I was the same.  The gap was too big.  I couldn’t see the process of handling a little bit more, and a little bit more…over a long, long time…as the way that this happens, as the way that I’d change.  But it is exactly the way; it takes patience, commitment, constant appraisal, much more than courage – courage is over-rated!

My blogs about that, fuel for the journey, musings on the martial life, hope for beginners etc.  It’s a record of discovery, of recovery, and balancing up.  I was out of kilter before; my martial practise has helped me to be more at peace with myself, more at peace with the world.  It isn’t about a journey into conflict and violence, it’s about becoming yourself removed from your fears.  Your potential is waiting!

N.B.  Roman and friends can be found here.



Thanks for visiting A Warrior's Journey, my name is Robbie Pringle and this is my personal look at the martial life and life in general. Feel free to leave comments and encouragement, and if you like Share this site. And remember, life's no rehearsal - live it with purpose!

3 Responses to “Guest Post For Wing Chun Community Blog”

  • Robert:

    Did ya ever see “Appocolypse Now” ?

    There was a quote very approbo for what you’re writing here….

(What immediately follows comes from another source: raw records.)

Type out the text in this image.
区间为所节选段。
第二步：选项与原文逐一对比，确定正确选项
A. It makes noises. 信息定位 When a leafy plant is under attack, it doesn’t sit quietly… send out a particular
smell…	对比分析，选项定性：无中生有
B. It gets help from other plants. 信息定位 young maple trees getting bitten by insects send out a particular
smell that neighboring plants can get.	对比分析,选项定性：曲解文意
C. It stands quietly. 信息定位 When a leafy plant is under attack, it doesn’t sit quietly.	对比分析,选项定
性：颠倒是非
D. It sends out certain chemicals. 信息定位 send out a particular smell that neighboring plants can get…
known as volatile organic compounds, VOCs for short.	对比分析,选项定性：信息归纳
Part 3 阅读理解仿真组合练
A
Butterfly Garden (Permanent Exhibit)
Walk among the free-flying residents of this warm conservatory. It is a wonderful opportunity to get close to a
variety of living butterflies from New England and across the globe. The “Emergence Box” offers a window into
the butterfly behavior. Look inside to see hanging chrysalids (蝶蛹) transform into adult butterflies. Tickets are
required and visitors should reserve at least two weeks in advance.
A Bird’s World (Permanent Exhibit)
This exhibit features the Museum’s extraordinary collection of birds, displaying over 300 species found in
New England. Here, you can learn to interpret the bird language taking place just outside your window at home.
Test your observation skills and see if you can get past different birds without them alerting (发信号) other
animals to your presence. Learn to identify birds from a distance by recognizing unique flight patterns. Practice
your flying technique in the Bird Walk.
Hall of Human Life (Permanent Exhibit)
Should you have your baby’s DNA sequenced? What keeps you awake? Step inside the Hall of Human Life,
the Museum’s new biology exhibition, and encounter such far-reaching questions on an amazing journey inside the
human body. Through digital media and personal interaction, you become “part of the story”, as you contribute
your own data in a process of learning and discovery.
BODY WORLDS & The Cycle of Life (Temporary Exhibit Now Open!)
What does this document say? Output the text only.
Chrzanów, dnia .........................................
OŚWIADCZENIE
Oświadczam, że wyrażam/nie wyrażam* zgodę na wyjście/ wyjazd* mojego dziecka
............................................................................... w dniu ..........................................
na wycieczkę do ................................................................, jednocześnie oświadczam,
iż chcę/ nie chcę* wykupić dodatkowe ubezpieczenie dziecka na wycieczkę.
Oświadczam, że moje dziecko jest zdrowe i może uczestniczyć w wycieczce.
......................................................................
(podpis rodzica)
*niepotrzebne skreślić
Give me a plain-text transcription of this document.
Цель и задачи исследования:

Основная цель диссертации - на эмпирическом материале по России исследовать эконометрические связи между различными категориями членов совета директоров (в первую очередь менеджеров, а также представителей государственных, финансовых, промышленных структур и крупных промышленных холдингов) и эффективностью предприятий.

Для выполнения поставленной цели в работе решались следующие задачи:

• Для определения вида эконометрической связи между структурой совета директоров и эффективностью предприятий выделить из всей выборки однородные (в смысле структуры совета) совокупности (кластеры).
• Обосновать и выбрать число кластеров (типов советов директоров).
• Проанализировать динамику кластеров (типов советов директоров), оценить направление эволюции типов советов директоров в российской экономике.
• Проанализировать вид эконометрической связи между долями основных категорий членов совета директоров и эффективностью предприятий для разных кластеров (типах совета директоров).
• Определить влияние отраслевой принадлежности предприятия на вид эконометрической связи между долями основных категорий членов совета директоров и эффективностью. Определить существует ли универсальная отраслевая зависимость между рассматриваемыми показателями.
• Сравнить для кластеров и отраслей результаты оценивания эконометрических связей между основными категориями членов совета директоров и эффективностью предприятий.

    “And then I realized, like I was shot! Like I was shot with a diamond … a diamond bullet right through my forehead. And I thought: My God, the genius of that! The genius! The will to do that! Perfect, genuine, complete, crystalline, pure. And then I realized they were stronger than we, because they could stand that these were not monsters. These were men, trained cadres — these men who fought with their hearts, who had families, who had children, who were filled with love — but they had the strength, the strength to do that.
    If I had ten divisions of those men, then our troubles here would be over very quickly. You have to have men who are moral and at the same time who are able to utilize their primordial instincts to kill without feeling, without passion, without judgment. Without judgment! Because it’s judgment that defeats us.”

    Its true, though. One walks a fine line in any case.


  • So true, the incident I talk of in Beginnings a case in point: avoiding the details I basically ended up on my arse because of my judgement; I had opportunity to strike and I hesitated, twice, each time holding back because our attackers were young and I was too noble, if I can call it that, to act with ruthless intent and do what was needed to end the affray.

    Sometimes things just need to be black and white. Not cloudy – but clear, one way or the other.